При этом для романтического языкознания, – замечал Жирмунский, – стадией подлинного языкотворчества является лишь начальная, доисторическая, «поэтическая» стадия, когда одновременно творятся миф, поэзия и язык и создается основной корневой лексический материал языка, тогда как последующие исторические периоды языка характеризуются лишь упорядочением этого творческого богатства, а то и деградацией[63].
Так мы оказываемся перед двумя мощными контрмифами – романтическим мифом чистоты и свежести мифического прошлого и модернистским мифом чистоты и свежести технологического общества будущего. Грани между мифическим прошлым и светлым (но тоже вымышленным) будущим у Марра нет. Он сливает их в единый синтезирующий миф конгениальности первобытного человека: «Первые, общественно слабо организованные люди – гениальные творцы в образах, великие поэты, но совсем неважные эрудиты-ученые. С плодами их творчества человечество не расстается в своем новом творчестве: на них, как на сокрытой базе, воздвигает, или из них, как готового материала, лепит новые формы»[64]; романтическая утрата поэзии восполняется модернистским пафосом нового формотворчества.

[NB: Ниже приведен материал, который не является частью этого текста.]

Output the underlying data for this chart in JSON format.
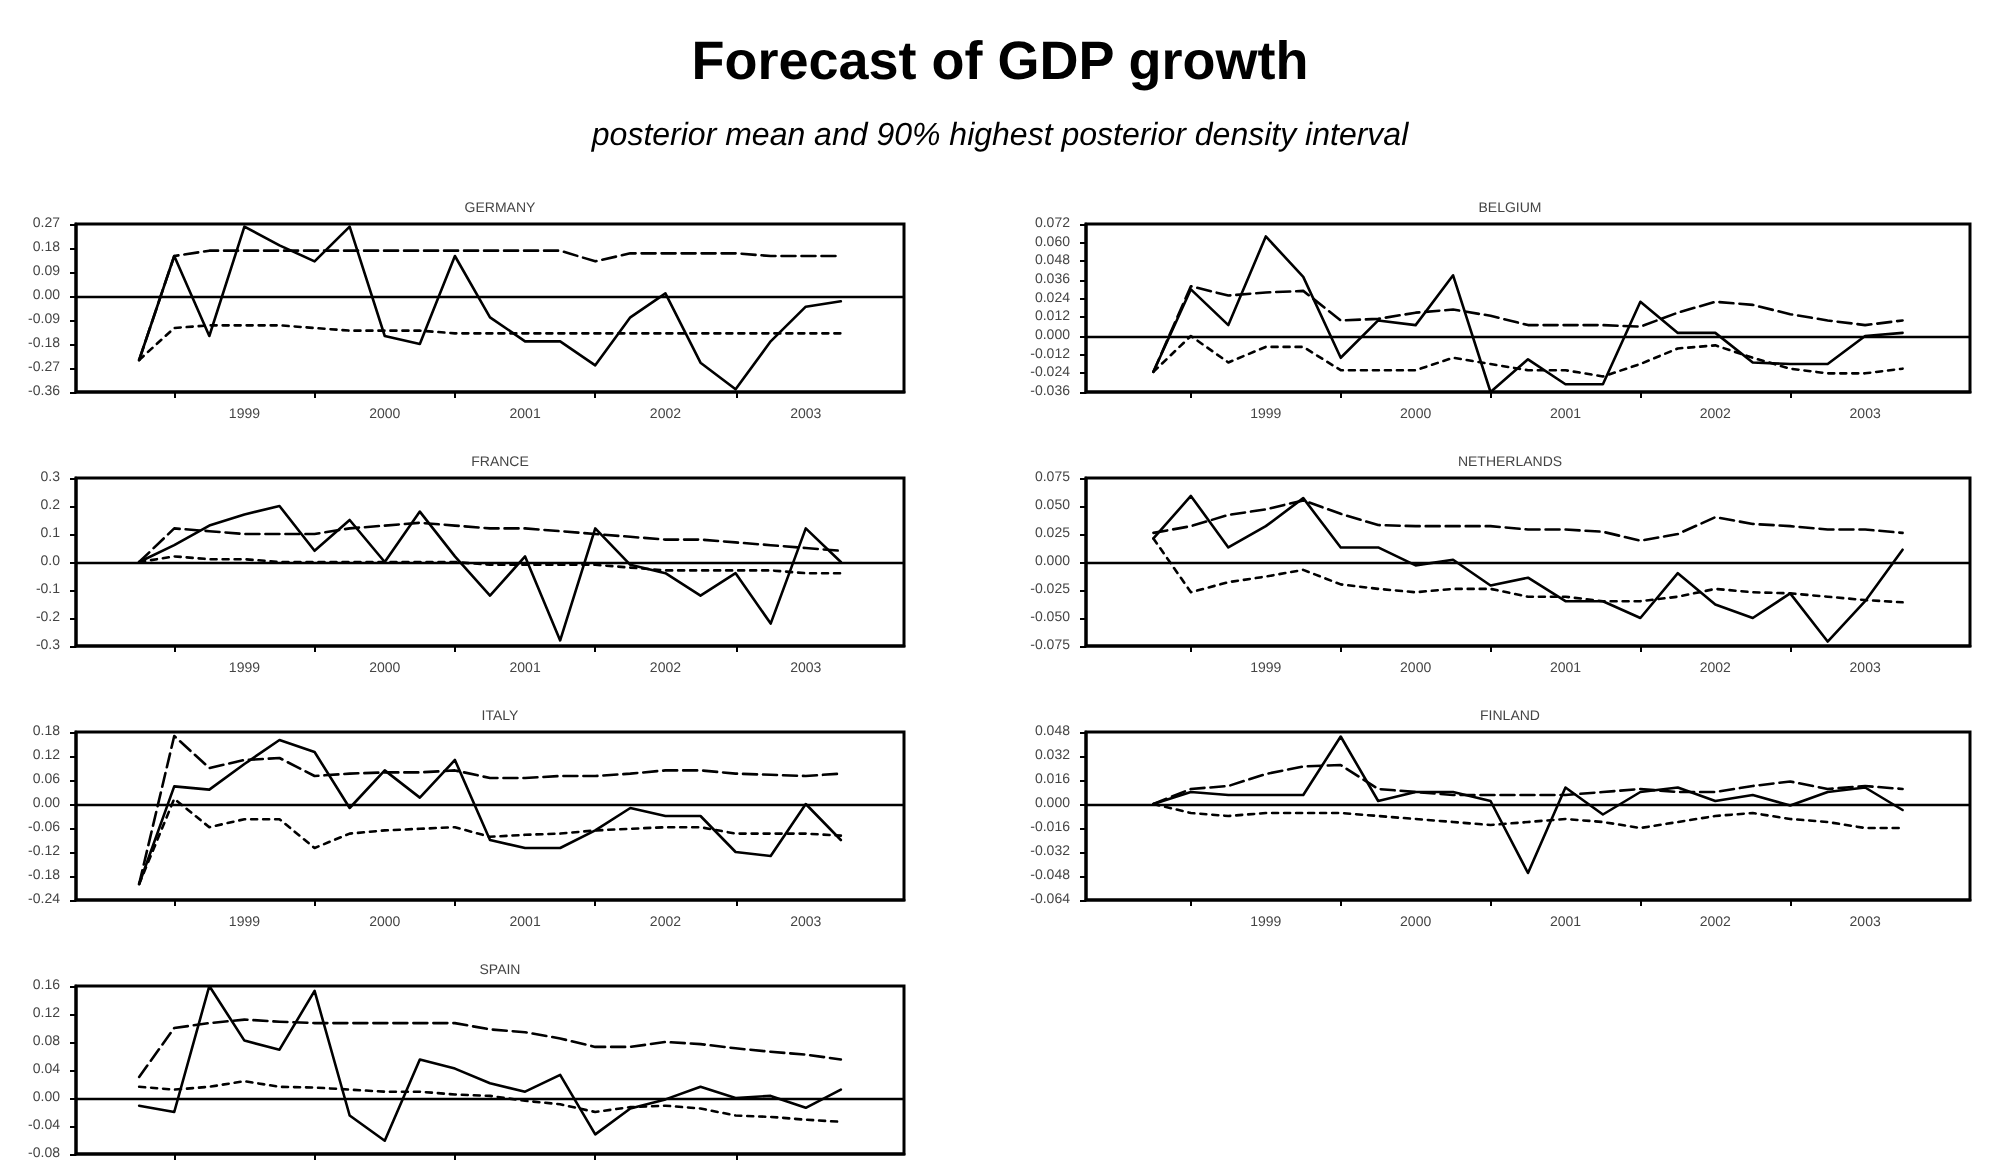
{
  "chart_data": [
    {
      "type": "other",
      "title": "Forecast of GDP growth",
      "subtitle": "posterior mean and 90% highest posterior density interval"
    },
    {
      "type": "line",
      "title": "GERMANY",
      "marker": "none",
      "grid": false,
      "x": [
        1998.75,
        1999,
        1999.25,
        1999.5,
        1999.75,
        2000,
        2000.25,
        2000.5,
        2000.75,
        2001,
        2001.25,
        2001.5,
        2001.75,
        2002,
        2002.25,
        2002.5,
        2002.75,
        2003,
        2003.25,
        2003.5,
        2003.75
      ],
      "xlim": [
        1998.3,
        2004.2
      ],
      "xticks": [
        {
          "value": 1999,
          "label": null
        },
        {
          "value": 1999.5,
          "label": "1999"
        },
        {
          "value": 2000,
          "label": null
        },
        {
          "value": 2000.5,
          "label": "2000"
        },
        {
          "value": 2001,
          "label": null
        },
        {
          "value": 2001.5,
          "label": "2001"
        },
        {
          "value": 2002,
          "label": null
        },
        {
          "value": 2002.5,
          "label": "2002"
        },
        {
          "value": 2003,
          "label": null
        },
        {
          "value": 2003.5,
          "label": "2003"
        }
      ],
      "ylim": [
        -0.36,
        0.27
      ],
      "yticks": [
        -0.36,
        -0.27,
        -0.18,
        -0.09,
        {
          "value": 0,
          "label": "0.00"
        },
        0.09,
        0.18,
        0.27
      ],
      "ref_lines": [
        {
          "axis": "y",
          "value": 0,
          "color": "#000000",
          "line_style": "solid"
        }
      ],
      "series": [
        {
          "color": "#000000",
          "line_style": "solid",
          "values": [
            -0.24,
            0.15,
            -0.15,
            0.26,
            0.19,
            0.13,
            0.26,
            -0.15,
            -0.18,
            0.15,
            -0.08,
            -0.17,
            -0.17,
            -0.26,
            -0.08,
            0.01,
            -0.25,
            -0.35,
            -0.17,
            -0.04,
            -0.02
          ]
        },
        {
          "color": "#000000",
          "line_style": "dashed",
          "values": [
            -0.24,
            0.15,
            0.17,
            0.17,
            0.17,
            0.17,
            0.17,
            0.17,
            0.17,
            0.17,
            0.17,
            0.17,
            0.17,
            0.13,
            0.16,
            0.16,
            0.16,
            0.16,
            0.15,
            0.15,
            0.15
          ]
        },
        {
          "color": "#000000",
          "line_style": "dotted",
          "values": [
            -0.24,
            -0.12,
            -0.11,
            -0.11,
            -0.11,
            -0.12,
            -0.13,
            -0.13,
            -0.13,
            -0.14,
            -0.14,
            -0.14,
            -0.14,
            -0.14,
            -0.14,
            -0.14,
            -0.14,
            -0.14,
            -0.14,
            -0.14,
            -0.14
          ]
        }
      ]
    },
    {
      "type": "line",
      "title": "BELGIUM",
      "marker": "none",
      "grid": false,
      "x": [
        1998.75,
        1999,
        1999.25,
        1999.5,
        1999.75,
        2000,
        2000.25,
        2000.5,
        2000.75,
        2001,
        2001.25,
        2001.5,
        2001.75,
        2002,
        2002.25,
        2002.5,
        2002.75,
        2003,
        2003.25,
        2003.5,
        2003.75
      ],
      "xlim": [
        1998.3,
        2004.2
      ],
      "xticks": [
        {
          "value": 1999,
          "label": null
        },
        {
          "value": 1999.5,
          "label": "1999"
        },
        {
          "value": 2000,
          "label": null
        },
        {
          "value": 2000.5,
          "label": "2000"
        },
        {
          "value": 2001,
          "label": null
        },
        {
          "value": 2001.5,
          "label": "2001"
        },
        {
          "value": 2002,
          "label": null
        },
        {
          "value": 2002.5,
          "label": "2002"
        },
        {
          "value": 2003,
          "label": null
        },
        {
          "value": 2003.5,
          "label": "2003"
        }
      ],
      "ylim": [
        -0.036,
        0.072
      ],
      "yticks": [
        -0.036,
        -0.024,
        -0.012,
        {
          "value": 0,
          "label": "0.000"
        },
        0.012,
        0.024,
        0.036,
        0.048,
        {
          "value": 0.06,
          "label": "0.060"
        },
        0.072
      ],
      "ref_lines": [
        {
          "axis": "y",
          "value": 0,
          "color": "#000000",
          "line_style": "solid"
        }
      ],
      "series": [
        {
          "color": "#000000",
          "line_style": "solid",
          "values": [
            -0.023,
            0.03,
            0.007,
            0.064,
            0.038,
            -0.014,
            0.01,
            0.007,
            0.039,
            -0.036,
            -0.015,
            -0.031,
            -0.031,
            0.022,
            0.002,
            0.002,
            -0.017,
            -0.018,
            -0.018,
            0,
            0.002
          ]
        },
        {
          "color": "#000000",
          "line_style": "dashed",
          "values": [
            -0.023,
            0.032,
            0.026,
            0.028,
            0.029,
            0.01,
            0.011,
            0.015,
            0.017,
            0.013,
            0.007,
            0.007,
            0.007,
            0.006,
            0.015,
            0.022,
            0.02,
            0.014,
            0.01,
            0.007,
            0.01
          ]
        },
        {
          "color": "#000000",
          "line_style": "dotted",
          "values": [
            -0.023,
            0,
            -0.017,
            -0.007,
            -0.007,
            -0.022,
            -0.022,
            -0.022,
            -0.014,
            -0.018,
            -0.022,
            -0.022,
            -0.026,
            -0.018,
            -0.008,
            -0.006,
            -0.014,
            -0.021,
            -0.024,
            -0.024,
            -0.021
          ]
        }
      ]
    },
    {
      "type": "line",
      "title": "FRANCE",
      "marker": "none",
      "grid": false,
      "x": [
        1998.75,
        1999,
        1999.25,
        1999.5,
        1999.75,
        2000,
        2000.25,
        2000.5,
        2000.75,
        2001,
        2001.25,
        2001.5,
        2001.75,
        2002,
        2002.25,
        2002.5,
        2002.75,
        2003,
        2003.25,
        2003.5,
        2003.75
      ],
      "xlim": [
        1998.3,
        2004.2
      ],
      "xticks": [
        {
          "value": 1999,
          "label": null
        },
        {
          "value": 1999.5,
          "label": "1999"
        },
        {
          "value": 2000,
          "label": null
        },
        {
          "value": 2000.5,
          "label": "2000"
        },
        {
          "value": 2001,
          "label": null
        },
        {
          "value": 2001.5,
          "label": "2001"
        },
        {
          "value": 2002,
          "label": null
        },
        {
          "value": 2002.5,
          "label": "2002"
        },
        {
          "value": 2003,
          "label": null
        },
        {
          "value": 2003.5,
          "label": "2003"
        }
      ],
      "ylim": [
        -0.3,
        0.3
      ],
      "yticks": [
        -0.3,
        -0.2,
        -0.1,
        {
          "value": 0,
          "label": "0.0"
        },
        0.1,
        0.2,
        0.3
      ],
      "ref_lines": [
        {
          "axis": "y",
          "value": 0,
          "color": "#000000",
          "line_style": "solid"
        }
      ],
      "series": [
        {
          "color": "#000000",
          "line_style": "solid",
          "values": [
            0,
            0.06,
            0.13,
            0.17,
            0.2,
            0.04,
            0.15,
            0,
            0.18,
            0.02,
            -0.12,
            0.02,
            -0.28,
            0.12,
            -0.01,
            -0.04,
            -0.12,
            -0.04,
            -0.22,
            0.12,
            0
          ]
        },
        {
          "color": "#000000",
          "line_style": "dashed",
          "values": [
            0,
            0.12,
            0.11,
            0.1,
            0.1,
            0.1,
            0.12,
            0.13,
            0.14,
            0.13,
            0.12,
            0.12,
            0.11,
            0.1,
            0.09,
            0.08,
            0.08,
            0.07,
            0.06,
            0.05,
            0.04
          ]
        },
        {
          "color": "#000000",
          "line_style": "dotted",
          "values": [
            0,
            0.02,
            0.01,
            0.01,
            0,
            0,
            0,
            0,
            0,
            0,
            -0.01,
            -0.01,
            -0.01,
            -0.01,
            -0.02,
            -0.03,
            -0.03,
            -0.03,
            -0.03,
            -0.04,
            -0.04
          ]
        }
      ]
    },
    {
      "type": "line",
      "title": "NETHERLANDS",
      "marker": "none",
      "grid": false,
      "x": [
        1998.75,
        1999,
        1999.25,
        1999.5,
        1999.75,
        2000,
        2000.25,
        2000.5,
        2000.75,
        2001,
        2001.25,
        2001.5,
        2001.75,
        2002,
        2002.25,
        2002.5,
        2002.75,
        2003,
        2003.25,
        2003.5,
        2003.75
      ],
      "xlim": [
        1998.3,
        2004.2
      ],
      "xticks": [
        {
          "value": 1999,
          "label": null
        },
        {
          "value": 1999.5,
          "label": "1999"
        },
        {
          "value": 2000,
          "label": null
        },
        {
          "value": 2000.5,
          "label": "2000"
        },
        {
          "value": 2001,
          "label": null
        },
        {
          "value": 2001.5,
          "label": "2001"
        },
        {
          "value": 2002,
          "label": null
        },
        {
          "value": 2002.5,
          "label": "2002"
        },
        {
          "value": 2003,
          "label": null
        },
        {
          "value": 2003.5,
          "label": "2003"
        }
      ],
      "ylim": [
        -0.075,
        0.075
      ],
      "yticks": [
        -0.075,
        {
          "value": -0.05,
          "label": "-0.050"
        },
        -0.025,
        {
          "value": 0,
          "label": "0.000"
        },
        0.025,
        {
          "value": 0.05,
          "label": "0.050"
        },
        0.075
      ],
      "ref_lines": [
        {
          "axis": "y",
          "value": 0,
          "color": "#000000",
          "line_style": "solid"
        }
      ],
      "series": [
        {
          "color": "#000000",
          "line_style": "solid",
          "values": [
            0.021,
            0.059,
            0.013,
            0.032,
            0.057,
            0.013,
            0.013,
            -0.003,
            0.002,
            -0.021,
            -0.014,
            -0.035,
            -0.035,
            -0.05,
            -0.01,
            -0.038,
            -0.05,
            -0.028,
            -0.071,
            -0.035,
            0.011
          ]
        },
        {
          "color": "#000000",
          "line_style": "dashed",
          "values": [
            0.026,
            0.032,
            0.042,
            0.047,
            0.055,
            0.043,
            0.033,
            0.032,
            0.032,
            0.032,
            0.029,
            0.029,
            0.027,
            0.019,
            0.025,
            0.04,
            0.034,
            0.032,
            0.029,
            0.029,
            0.026
          ]
        },
        {
          "color": "#000000",
          "line_style": "dotted",
          "values": [
            0.021,
            -0.027,
            -0.018,
            -0.013,
            -0.007,
            -0.02,
            -0.024,
            -0.027,
            -0.024,
            -0.024,
            -0.031,
            -0.031,
            -0.035,
            -0.035,
            -0.031,
            -0.024,
            -0.027,
            -0.028,
            -0.031,
            -0.034,
            -0.036
          ]
        }
      ]
    },
    {
      "type": "line",
      "title": "ITALY",
      "marker": "none",
      "grid": false,
      "x": [
        1998.75,
        1999,
        1999.25,
        1999.5,
        1999.75,
        2000,
        2000.25,
        2000.5,
        2000.75,
        2001,
        2001.25,
        2001.5,
        2001.75,
        2002,
        2002.25,
        2002.5,
        2002.75,
        2003,
        2003.25,
        2003.5,
        2003.75
      ],
      "xlim": [
        1998.3,
        2004.2
      ],
      "xticks": [
        {
          "value": 1999,
          "label": null
        },
        {
          "value": 1999.5,
          "label": "1999"
        },
        {
          "value": 2000,
          "label": null
        },
        {
          "value": 2000.5,
          "label": "2000"
        },
        {
          "value": 2001,
          "label": null
        },
        {
          "value": 2001.5,
          "label": "2001"
        },
        {
          "value": 2002,
          "label": null
        },
        {
          "value": 2002.5,
          "label": "2002"
        },
        {
          "value": 2003,
          "label": null
        },
        {
          "value": 2003.5,
          "label": "2003"
        }
      ],
      "ylim": [
        -0.24,
        0.18
      ],
      "yticks": [
        -0.24,
        -0.18,
        -0.12,
        -0.06,
        {
          "value": 0,
          "label": "0.00"
        },
        0.06,
        0.12,
        0.18
      ],
      "ref_lines": [
        {
          "axis": "y",
          "value": 0,
          "color": "#000000",
          "line_style": "solid"
        }
      ],
      "series": [
        {
          "color": "#000000",
          "line_style": "solid",
          "values": [
            -0.2,
            0.044,
            0.036,
            0.1,
            0.16,
            0.13,
            -0.01,
            0.084,
            0.016,
            0.11,
            -0.09,
            -0.11,
            -0.11,
            -0.066,
            -0.01,
            -0.03,
            -0.03,
            -0.12,
            -0.13,
            0,
            -0.09
          ]
        },
        {
          "color": "#000000",
          "line_style": "dashed",
          "values": [
            -0.2,
            0.17,
            0.09,
            0.11,
            0.115,
            0.07,
            0.076,
            0.079,
            0.079,
            0.084,
            0.065,
            0.065,
            0.07,
            0.07,
            0.076,
            0.084,
            0.084,
            0.076,
            0.073,
            0.07,
            0.076
          ]
        },
        {
          "color": "#000000",
          "line_style": "dotted",
          "values": [
            -0.2,
            0.013,
            -0.058,
            -0.038,
            -0.038,
            -0.11,
            -0.074,
            -0.066,
            -0.062,
            -0.058,
            -0.082,
            -0.077,
            -0.074,
            -0.066,
            -0.062,
            -0.058,
            -0.058,
            -0.074,
            -0.074,
            -0.074,
            -0.079
          ]
        }
      ]
    },
    {
      "type": "line",
      "title": "FINLAND",
      "marker": "none",
      "grid": false,
      "x": [
        1998.75,
        1999,
        1999.25,
        1999.5,
        1999.75,
        2000,
        2000.25,
        2000.5,
        2000.75,
        2001,
        2001.25,
        2001.5,
        2001.75,
        2002,
        2002.25,
        2002.5,
        2002.75,
        2003,
        2003.25,
        2003.5,
        2003.75
      ],
      "xlim": [
        1998.3,
        2004.2
      ],
      "xticks": [
        {
          "value": 1999,
          "label": null
        },
        {
          "value": 1999.5,
          "label": "1999"
        },
        {
          "value": 2000,
          "label": null
        },
        {
          "value": 2000.5,
          "label": "2000"
        },
        {
          "value": 2001,
          "label": null
        },
        {
          "value": 2001.5,
          "label": "2001"
        },
        {
          "value": 2002,
          "label": null
        },
        {
          "value": 2002.5,
          "label": "2002"
        },
        {
          "value": 2003,
          "label": null
        },
        {
          "value": 2003.5,
          "label": "2003"
        }
      ],
      "ylim": [
        -0.064,
        0.048
      ],
      "yticks": [
        -0.064,
        -0.048,
        -0.032,
        -0.016,
        {
          "value": 0,
          "label": "0.000"
        },
        0.016,
        0.032,
        0.048
      ],
      "ref_lines": [
        {
          "axis": "y",
          "value": 0,
          "color": "#000000",
          "line_style": "solid"
        }
      ],
      "series": [
        {
          "color": "#000000",
          "line_style": "solid",
          "values": [
            0,
            0.008,
            0.006,
            0.006,
            0.006,
            0.045,
            0.002,
            0.008,
            0.008,
            0.002,
            -0.046,
            0.011,
            -0.007,
            0.008,
            0.011,
            0.002,
            0.006,
            -0.001,
            0.008,
            0.011,
            -0.004
          ]
        },
        {
          "color": "#000000",
          "line_style": "dashed",
          "values": [
            0,
            0.01,
            0.012,
            0.02,
            0.025,
            0.026,
            0.01,
            0.008,
            0.006,
            0.006,
            0.006,
            0.006,
            0.008,
            0.01,
            0.008,
            0.008,
            0.012,
            0.015,
            0.01,
            0.012,
            0.01
          ]
        },
        {
          "color": "#000000",
          "line_style": "dotted",
          "values": [
            0,
            -0.006,
            -0.008,
            -0.006,
            -0.006,
            -0.006,
            -0.008,
            -0.01,
            -0.012,
            -0.014,
            -0.012,
            -0.01,
            -0.012,
            -0.016,
            -0.012,
            -0.008,
            -0.006,
            -0.01,
            -0.012,
            -0.016,
            -0.016
          ]
        }
      ]
    },
    {
      "type": "line",
      "title": "SPAIN",
      "marker": "none",
      "grid": false,
      "tick_labels": "y",
      "x": [
        1998.75,
        1999,
        1999.25,
        1999.5,
        1999.75,
        2000,
        2000.25,
        2000.5,
        2000.75,
        2001,
        2001.25,
        2001.5,
        2001.75,
        2002,
        2002.25,
        2002.5,
        2002.75,
        2003,
        2003.25,
        2003.5,
        2003.75
      ],
      "xlim": [
        1998.3,
        2004.2
      ],
      "xticks": [
        {
          "value": 1999,
          "label": null
        },
        {
          "value": 2000,
          "label": null
        },
        {
          "value": 2001,
          "label": null
        },
        {
          "value": 2002,
          "label": null
        },
        {
          "value": 2003,
          "label": null
        }
      ],
      "ylim": [
        -0.08,
        0.16
      ],
      "yticks": [
        -0.08,
        -0.04,
        {
          "value": 0,
          "label": "0.00"
        },
        0.04,
        0.08,
        0.12,
        0.16
      ],
      "ref_lines": [
        {
          "axis": "y",
          "value": 0,
          "color": "#000000",
          "line_style": "solid"
        }
      ],
      "series": [
        {
          "color": "#000000",
          "line_style": "solid",
          "values": [
            -0.011,
            -0.02,
            0.16,
            0.082,
            0.069,
            0.153,
            -0.025,
            -0.061,
            0.055,
            0.042,
            0.021,
            0.009,
            0.033,
            -0.052,
            -0.015,
            -0.002,
            0.016,
            0,
            0.003,
            -0.014,
            0.012
          ]
        },
        {
          "color": "#000000",
          "line_style": "dashed",
          "values": [
            0.03,
            0.1,
            0.107,
            0.112,
            0.109,
            0.107,
            0.107,
            0.107,
            0.107,
            0.107,
            0.098,
            0.094,
            0.085,
            0.073,
            0.073,
            0.08,
            0.077,
            0.071,
            0.066,
            0.062,
            0.055
          ]
        },
        {
          "color": "#000000",
          "line_style": "dotted",
          "values": [
            0.016,
            0.012,
            0.016,
            0.024,
            0.016,
            0.015,
            0.012,
            0.009,
            0.009,
            0.005,
            0.003,
            -0.004,
            -0.009,
            -0.02,
            -0.013,
            -0.011,
            -0.015,
            -0.025,
            -0.027,
            -0.031,
            -0.034
          ]
        }
      ]
    }
  ]
}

С другой стороны, мощный эстетический компонент, присущий марровской концепции возникновения языка, делал ее едва ли не в большей степени эстетической, чем научной. Основываясь на теории народно-обрядового синкретизма А. Н. Веселовского, Марр утверждал, что язык родился в синкретической хоровой песне-пляске, бывшей частью магического обряда – «труд-магического действа», «труд-магического процесса», а искусство было изначально тотально-целостным, поскольку «пляска, пение, музыка первоначально не представляли трех отдельных искусств, а входили нераздельно в состав одного искусства»[65]. Само это искусство, утверждал «основоположник материалистического языкознания», родилось из обряда, истоки которого, в свою очередь, лежат «в магических действиях, необходимых для успеха производства и сопровождавших тот или иной коллективный трудовой процесс»[66]. Здесь-то и оказывалось, что «магическое действо „разрешилось“ порождением не трех искусств, а четырех – пляски, музыки, пения и зачатков или элементов звуковой речи, в первоначальном состоянии диффузно или смешанно представленных в одном искусстве»[67]. Это и был тот изначальный Gesamtkunstwerk, из которого все искусства (включая язык!) родились и в лоно которого все они в конце концов стремились после тысячелетий развития (неудивительно, что как продукт искусства язык и определялся Марром в качестве надстройки).
Но и тут эта романтическая концепция оказывалась вплетенной в ткань модернистского дискурса, поскольку обрядовое действо описывалось не в качестве выражения некоей расовой или национальной стихии, но в классовых категориях – «народный обрядовый хор» оказался в плену «хранителей культового языка». Видимо, ощутив несовместимость марксистского логоцентризма с этими мистическими, лишенными всякой доказуемости вымыслами, Сталин и назвал эти построения «труд-магической тарабарщиной».
«Этнографический романтизм»[68] Марра был своеобразной компенсацией его классовости. Противопоставление им бесписьменных («народных») и письменных («классовых») языков интересно еще и как образец трансформации логоцентрических построений в сугубо мифологическую картину развития. Мифогенный потенциал марксистской схемы проявился в марризме сполна. В марровских фантазиях поражает профетизм. Радикализм Марра оказывается антиформалистическим и, по сути, антилингвистическим. Сливая язык и мышление, Марр настаивал на том, что звуковая речь – лишь эпизод в истории развития мысли, поскольку на протяжении многих тысячелетий мысль была «линейной, беззвуковой». Лишая звуковую речь экзистенциональной содержательности, превращая ее в историческую категорию, Марр тем самым допускал безъязыковое существование мысли, то есть оголенную мысль, лишенную самой языковой субстанции. Каждый раз именно на этих высоких нотах мысль Марра обретала профетическое измерение:
Язык (звуковой), – заявлял Марр, – стал ныне уже сдавать свои функции новейшим изобретениям, побеждающим безоговорочно пространство, а мышление идет в гору от неиспользованных его накоплений в прошлом и новых стяжаний и имеет сменить и заменить полностью язык. Будущий язык – мышление, растущее в свободной от природной материи технике. Перед ним не устоять никакому языку, даже звуковому, все-таки связанному с нормами природы[69].